Access to clean water has also made a difference, particularly in pregnant women’s lives, Ms. Begum’s daughter, Hasina Begum, said. Ms. Begum, also a village leader, believes she gave early birth to a stillborn baby of eight months due to fact that she had to carry two 15-liter-water jars twice a day to her home from a polluted water source a kilometer away. “You could see worms in the water,” she noted.
In addition to new wells and latrines, IOM has also worked to increase the community’s understanding about the importance of hygiene: wearing shoes when using latrines, washing hands and body, and maintaining wells, toilets and washing facilities clean. In the process it has also educated villagers about the health risks associated with early marriage.
“When we conduct hygiene sessions, we tell the community that women shouldn’t marry young,” said IOM’s water, sanitation and hygiene or WaSh project assistant, Machano who also goes by only one name. “We trust and believe in IOM,” said 63 year old village leader Mr.Taher, who moved to Acharbunia from Myanmar eight years ago. Ms Begum and her daughter, both village natives, also agreed, believing such education to be IOM’s greatest contribution to their small community.
Early marriage is endemic to many people’s lives in the region’s makeshift settlements, said Sharmin Afrose, IOM’s field assistant on gender based violence and protection issues at Kutupalong, the largest of the four camps. She has encountered parents who have married daughters as young as 13 with men as old as 40, sometimes 50 years old.
Community members see early marriage as a way to mitigate poverty by reducing the number of mouths a family needs to feed. It also ensures the security of adolescent daughters since married women are less likely to be sexually preyed upon by adolescent men in these makeshift camps bereft of policing.
Early marriage, however, presents health risks to families that far outweigh the perceived benefits, said Niranta Das, 31, the head doctor of the IOM’s largest clinic in Leda, the region’s second largest makeshift camps. Early marriage leads to early pregnancy which creates health complications for both mother and child, he noted. For instance, young pregnant women have a greater chance of dying from hemorrhaging at birth than a mature women because their bodies are less developed. Young pregnant women also suffer from malnourishment due to the competing needs of their own developing bodies and those of their babies. This leads to stunted body development for women and low IQs, mental disabilities and even sometimes death for babies that are born malnourished. Such deaths lead to post-mordem psychosis and even depression among younger women. Older women, by contrast are more mature and therefore better equipped to deal with post-mordem psychosis, said Dr. Das.

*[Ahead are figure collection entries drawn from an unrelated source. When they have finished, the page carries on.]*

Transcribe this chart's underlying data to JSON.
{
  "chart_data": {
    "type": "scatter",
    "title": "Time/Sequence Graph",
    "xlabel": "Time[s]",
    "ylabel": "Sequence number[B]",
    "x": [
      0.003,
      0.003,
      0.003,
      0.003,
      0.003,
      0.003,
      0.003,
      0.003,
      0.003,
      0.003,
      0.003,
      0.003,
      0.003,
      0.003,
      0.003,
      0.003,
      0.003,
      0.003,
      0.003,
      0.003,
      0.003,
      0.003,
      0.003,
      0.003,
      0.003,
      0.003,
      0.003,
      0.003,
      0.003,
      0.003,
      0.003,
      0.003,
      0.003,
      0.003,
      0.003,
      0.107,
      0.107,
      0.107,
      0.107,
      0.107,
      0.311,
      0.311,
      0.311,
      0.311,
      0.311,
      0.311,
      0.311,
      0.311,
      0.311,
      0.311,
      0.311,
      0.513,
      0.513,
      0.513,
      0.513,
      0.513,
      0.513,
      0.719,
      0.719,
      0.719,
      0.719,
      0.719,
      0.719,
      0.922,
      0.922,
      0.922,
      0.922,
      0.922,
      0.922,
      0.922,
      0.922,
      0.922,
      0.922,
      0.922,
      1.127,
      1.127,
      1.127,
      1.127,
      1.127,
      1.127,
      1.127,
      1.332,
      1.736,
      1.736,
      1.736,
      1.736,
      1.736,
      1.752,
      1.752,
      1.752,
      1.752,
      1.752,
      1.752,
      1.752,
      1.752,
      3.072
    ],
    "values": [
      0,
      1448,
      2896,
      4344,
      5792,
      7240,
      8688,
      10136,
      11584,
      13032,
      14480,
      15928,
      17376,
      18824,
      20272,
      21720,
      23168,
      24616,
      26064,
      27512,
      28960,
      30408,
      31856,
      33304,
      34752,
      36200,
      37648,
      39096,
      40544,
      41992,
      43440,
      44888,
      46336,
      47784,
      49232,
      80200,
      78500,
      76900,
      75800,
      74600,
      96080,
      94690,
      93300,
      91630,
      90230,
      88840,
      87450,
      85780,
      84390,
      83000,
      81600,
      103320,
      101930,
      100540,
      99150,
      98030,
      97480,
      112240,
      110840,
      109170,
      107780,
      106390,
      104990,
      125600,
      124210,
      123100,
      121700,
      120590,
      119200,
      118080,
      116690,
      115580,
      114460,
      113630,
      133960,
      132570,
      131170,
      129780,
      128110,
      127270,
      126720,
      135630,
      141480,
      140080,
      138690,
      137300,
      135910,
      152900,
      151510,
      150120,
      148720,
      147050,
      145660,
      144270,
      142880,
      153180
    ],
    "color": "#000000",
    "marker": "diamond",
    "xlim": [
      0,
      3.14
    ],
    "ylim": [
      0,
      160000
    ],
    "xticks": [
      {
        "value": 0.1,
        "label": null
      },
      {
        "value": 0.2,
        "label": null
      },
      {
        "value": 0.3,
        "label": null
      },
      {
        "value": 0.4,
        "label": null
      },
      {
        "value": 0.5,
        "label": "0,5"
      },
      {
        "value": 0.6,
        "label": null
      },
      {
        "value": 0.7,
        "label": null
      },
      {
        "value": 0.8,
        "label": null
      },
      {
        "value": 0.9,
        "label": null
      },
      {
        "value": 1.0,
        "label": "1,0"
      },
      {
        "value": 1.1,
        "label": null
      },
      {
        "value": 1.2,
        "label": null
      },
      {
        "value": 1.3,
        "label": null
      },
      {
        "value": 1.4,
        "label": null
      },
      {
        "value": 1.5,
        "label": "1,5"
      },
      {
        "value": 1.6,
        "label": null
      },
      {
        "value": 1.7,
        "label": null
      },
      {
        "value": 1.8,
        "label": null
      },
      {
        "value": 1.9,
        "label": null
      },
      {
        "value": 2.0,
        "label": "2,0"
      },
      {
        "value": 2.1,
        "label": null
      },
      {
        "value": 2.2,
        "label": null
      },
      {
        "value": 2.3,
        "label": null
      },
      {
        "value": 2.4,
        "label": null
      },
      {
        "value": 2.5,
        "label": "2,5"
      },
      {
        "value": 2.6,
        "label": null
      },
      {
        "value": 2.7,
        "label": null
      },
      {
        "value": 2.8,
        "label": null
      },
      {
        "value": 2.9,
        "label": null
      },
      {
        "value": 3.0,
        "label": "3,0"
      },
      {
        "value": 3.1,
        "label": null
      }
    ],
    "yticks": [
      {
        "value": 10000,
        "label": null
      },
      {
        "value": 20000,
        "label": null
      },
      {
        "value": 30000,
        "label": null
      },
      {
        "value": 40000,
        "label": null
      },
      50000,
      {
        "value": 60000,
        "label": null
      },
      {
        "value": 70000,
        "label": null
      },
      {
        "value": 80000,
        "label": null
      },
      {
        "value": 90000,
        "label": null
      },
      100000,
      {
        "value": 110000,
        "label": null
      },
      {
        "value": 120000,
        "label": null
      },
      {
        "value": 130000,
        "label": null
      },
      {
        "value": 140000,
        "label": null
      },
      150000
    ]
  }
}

To be sure, it’s hard to determine the degree to which IOM’s education about early marriage has reduced children’s deaths ---many other IOM interventions such pre-natal care and clinic-based births also play a factor. But the village leaders all agreed on one point: the combination of all of WaSH’s programs has improved their community’s well-being, and in the process reduced child mortality.
“Thank you IOM for all your help,” said Mr. Taher. “I hope that IOM will work more with us. “We don’t want IOM to leave,” he added. Hasina Begum agreed, adding that “I expect IOM to stay for a long time.”
IOM has no plans to leave the displaced families. In fact it’s decided to install 30 deep wells in the neighboring villages of Shilkali and Monkali just in case more Myanmar people cross the border..
We prefer to be prepared, said IOM’s WaSH national program officer Mohammad Mizanur Rahman. They “were using contaminated water and now they’re using clean water.”